STEP -1. Preprocessing of input assembly data

stargraph is a tool that detects Starship-like regions (SLRs) using a genome-graph based approach and combines this with Starship results from the more conservative tool starfish
The combination of both tools provides a comprehensive view of genomic regions impacted by Starships
stargraph requires a minimum of two contiguous long-read assemblies in order to identify these Starship and Starship-like regions

stargraph requires the same input as starfish and some starfish output
As stargraph requies starfish input; The starfish pipeline should be run first in order to feed stargraph with both tyrosine recombinase (TyrR) and Starship positions. See Step 0.

Pipeline

Using the tool requires 7 steps:
-1 --> 0 Preprocessing/Set up:
   -1: Preprocessing of input assembly data
   0: Running starfish
1 --> 5 stargraph:
   1: Generating a genome-graph
   2: Identifying Presence/Absence Variants (PAVs)
   3: Elevating PAVs to Starship-like regions, identifying 'haplotypes' and plotting insertion sites
   4: Combining SLRs with Starships to generate a non-redundant dataset
   5: Generating alignments and Network analyses
6 --> 7 additional stargraph modules:
   6: COMING SOON; allstars to classify newly found elements by similarity to a database of described/named elements
   7: cargobay use a database of public fungal assemblies to find evidence of HGT

Apptainer usage

docker pull ghcr.io/samtobam/stargraph:latest

Conda installation

conda install samtobam::stargraph

STEP -1. Preprocessing of input assembly data

To help with building genome-graphs (and starfish compatability) it helps if sample information is stored in the header of each contig for each assembly
[sample_name][delim][contig/scaffold_name]
e.g. The fasta header for a contig called 'CP097570.1' from a sample/strain called CEA10 using the underscore as a delimiter:
>CEA10_CP097570.1
The '_' underscore is highly recommended due to compatability with starfish/other tools and lower frequency in names/use than other separators.
And just to be sure; the separator (use the underscore please) cannot be in the sample or contig/scaffold name

This PanSN-spec-like naming modification needs to be done for all assemblies in your dataset
For assemblies directly downloaded from NCBI, the trailing information (e.g. 'Aspergillus fumigatus CEA10 chromosome 8') after the contig accession can be left as is and will be ignored (due to the space seperation from the contig name)

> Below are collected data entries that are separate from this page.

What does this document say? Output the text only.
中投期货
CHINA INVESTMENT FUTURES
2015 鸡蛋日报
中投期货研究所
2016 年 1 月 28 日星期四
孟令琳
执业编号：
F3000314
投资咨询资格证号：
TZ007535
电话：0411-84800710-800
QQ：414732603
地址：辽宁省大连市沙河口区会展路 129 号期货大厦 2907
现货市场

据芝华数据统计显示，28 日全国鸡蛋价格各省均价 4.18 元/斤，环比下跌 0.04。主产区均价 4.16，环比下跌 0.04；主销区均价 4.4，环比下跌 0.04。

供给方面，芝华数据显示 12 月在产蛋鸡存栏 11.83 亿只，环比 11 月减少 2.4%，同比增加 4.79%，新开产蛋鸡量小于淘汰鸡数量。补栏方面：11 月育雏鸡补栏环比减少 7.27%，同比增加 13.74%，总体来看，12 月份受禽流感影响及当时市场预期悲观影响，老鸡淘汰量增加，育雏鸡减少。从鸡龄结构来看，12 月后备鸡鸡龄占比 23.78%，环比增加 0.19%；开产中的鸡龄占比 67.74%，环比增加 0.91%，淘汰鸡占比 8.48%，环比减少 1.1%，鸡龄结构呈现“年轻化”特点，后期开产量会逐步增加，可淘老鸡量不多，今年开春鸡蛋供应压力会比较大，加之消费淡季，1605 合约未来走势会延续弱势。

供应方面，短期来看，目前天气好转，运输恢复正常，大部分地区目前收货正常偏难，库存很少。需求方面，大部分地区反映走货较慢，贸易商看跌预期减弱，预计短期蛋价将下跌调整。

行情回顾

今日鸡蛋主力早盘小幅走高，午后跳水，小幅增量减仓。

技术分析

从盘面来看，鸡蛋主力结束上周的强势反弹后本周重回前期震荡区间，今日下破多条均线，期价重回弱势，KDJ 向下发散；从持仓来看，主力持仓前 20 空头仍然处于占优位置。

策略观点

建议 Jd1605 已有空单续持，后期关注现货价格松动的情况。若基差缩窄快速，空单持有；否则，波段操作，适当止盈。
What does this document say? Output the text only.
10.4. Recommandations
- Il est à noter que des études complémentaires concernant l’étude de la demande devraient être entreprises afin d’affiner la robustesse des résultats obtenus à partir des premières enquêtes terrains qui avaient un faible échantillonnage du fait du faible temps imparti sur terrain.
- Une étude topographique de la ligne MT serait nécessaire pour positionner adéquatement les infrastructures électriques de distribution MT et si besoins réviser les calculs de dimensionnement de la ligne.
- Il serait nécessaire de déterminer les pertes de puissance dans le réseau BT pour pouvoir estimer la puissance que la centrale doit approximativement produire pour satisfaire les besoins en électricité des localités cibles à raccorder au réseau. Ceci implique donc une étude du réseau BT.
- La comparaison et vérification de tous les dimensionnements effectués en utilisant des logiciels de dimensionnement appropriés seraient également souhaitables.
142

Following this you need to create a txt file (e.g. assemblies_panSN.txt) containing one path per line to each of the PanSN-spec-like renamed assemblies
And voila, the primary input required for stargraph is ready.
Feed this assemblies_panSN.txt file to stargraph; input parameter -a | --assemblies.

STEP 0. Running starfish first (wrapper included)

stargraph requires some starfish input in order to run in its entirety
This includes:
   1. The de-novo annotations of Tyrosine recombinases used to elevate PAVs to SLRs
      (usually can use: starfish_output/geneFinder/*.filt.gff or starfish_output/${prefix}.filt.SRGs_combined.gff )
      (stargraph input parameter -r | --tyrRs)
   2. A final list of curated Starship elements (combined with SLRs to generate the non-redundant dataset)
      (usually can use: 'starfish_output/elementFinder/*.elements.ann.feat')
      (stargraph input parameter -e | --elements)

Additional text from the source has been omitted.